The hair loss may occur several months after the onset of any of these events. The "pull test" is one method which may be used to assess if the hair loss is normal. Hold 60 hairs between the thumb and the index and middle fingers then pull gently but firmly. If six or fewer hairs are pulled out then the shedding may be normal, but if more than six hairs are pulled out then active hair shedding may be occurring. Patients should not shampoo their hair 24 hours before the test is performed.
To determine the cause, it is recommended to see your health care provider and a dermatologist who specializes in hair disorders. An examination of the hair and scalp, blood tests and some times a biopsy may be required to fully assess the cause of the hair loss.

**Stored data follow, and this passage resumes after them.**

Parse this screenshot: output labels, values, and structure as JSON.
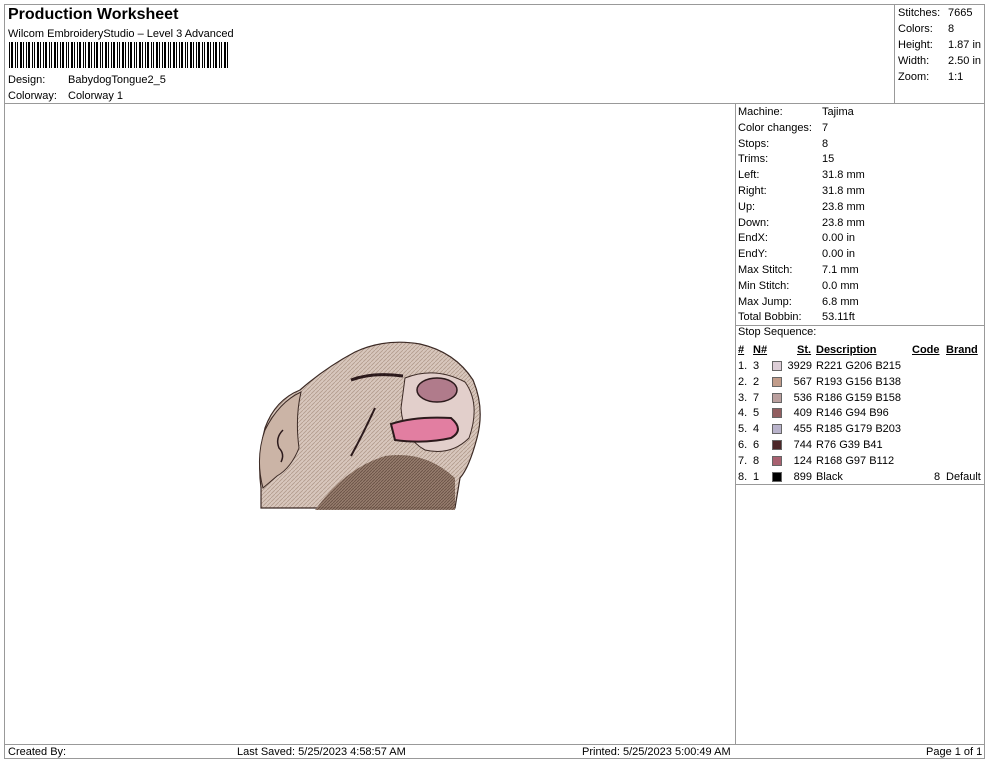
{
  "header": {
    "title": "Production Worksheet",
    "software": "Wilcom EmbroideryStudio – Level 3 Advanced",
    "design_label": "Design:",
    "design_value": "BabydogTongue2_5",
    "colorway_label": "Colorway:",
    "colorway_value": "Colorway 1"
  },
  "stats": [
    {
      "label": "Stitches:",
      "value": "7665"
    },
    {
      "label": "Colors:",
      "value": "8"
    },
    {
      "label": "Height:",
      "value": "1.87 in"
    },
    {
      "label": "Width:",
      "value": "2.50 in"
    },
    {
      "label": "Zoom:",
      "value": "1:1"
    }
  ],
  "machine": [
    {
      "label": "Machine:",
      "value": "Tajima"
    },
    {
      "label": "Color changes:",
      "value": "7"
    },
    {
      "label": "Stops:",
      "value": "8"
    },
    {
      "label": "Trims:",
      "value": "15"
    },
    {
      "label": "Left:",
      "value": "31.8 mm"
    },
    {
      "label": "Right:",
      "value": "31.8 mm"
    },
    {
      "label": "Up:",
      "value": "23.8 mm"
    },
    {
      "label": "Down:",
      "value": "23.8 mm"
    },
    {
      "label": "EndX:",
      "value": "0.00 in"
    },
    {
      "label": "EndY:",
      "value": "0.00 in"
    },
    {
      "label": "Max Stitch:",
      "value": "7.1 mm"
    },
    {
      "label": "Min Stitch:",
      "value": "0.0 mm"
    },
    {
      "label": "Max Jump:",
      "value": "6.8 mm"
    },
    {
      "label": "Total Bobbin:",
      "value": "53.11ft"
    }
  ],
  "stop_sequence": {
    "title": "Stop Sequence:",
    "headers": {
      "num": "#",
      "n": "N#",
      "st": "St.",
      "desc": "Description",
      "code": "Code",
      "brand": "Brand"
    },
    "rows": [
      {
        "num": "1.",
        "n": "3",
        "color": "#DDCED7",
        "st": "3929",
        "desc": "R221 G206 B215",
        "code": "",
        "brand": ""
      },
      {
        "num": "2.",
        "n": "2",
        "color": "#C19C8A",
        "st": "567",
        "desc": "R193 G156 B138",
        "code": "",
        "brand": ""
      },
      {
        "num": "3.",
        "n": "7",
        "color": "#BA9F9E",
        "st": "536",
        "desc": "R186 G159 B158",
        "code": "",
        "brand": ""
      },
      {
        "num": "4.",
        "n": "5",
        "color": "#925E60",
        "st": "409",
        "desc": "R146 G94 B96",
        "code": "",
        "brand": ""
      },
      {
        "num": "5.",
        "n": "4",
        "color": "#B9B3CB",
        "st": "455",
        "desc": "R185 G179 B203",
        "code": "",
        "brand": ""
      },
      {
        "num": "6.",
        "n": "6",
        "color": "#4C2729",
        "st": "744",
        "desc": "R76 G39 B41",
        "code": "",
        "brand": ""
      },
      {
        "num": "7.",
        "n": "8",
        "color": "#A86170",
        "st": "124",
        "desc": "R168 G97 B112",
        "code": "",
        "brand": ""
      },
      {
        "num": "8.",
        "n": "1",
        "color": "#000000",
        "st": "899",
        "desc": "Black",
        "code": "8",
        "brand": "Default"
      }
    ]
  },
  "footer": {
    "created": "Created By:",
    "saved": "Last Saved: 5/25/2023 4:58:57 AM",
    "printed": "Printed: 5/25/2023 5:00:49 AM",
    "page": "Page 1 of 1"
  }
}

There is no scientific evidence showing efficacy of over the counter shampoos and treatments to stimulate hair growth. It is best to be evaluated by a specialist so that an effective treatment can be prescribed when possible.
References: American Academy of Dermatology. Dr Patricia Wong, board certified dermatologist specializing in diseases of skin, hair, and nails, practicing in Palo Alto. Shapiro J, Wiseman M, Liu H. Practical management of hair loss. Can Fam Physician 2000;46: 1469-77.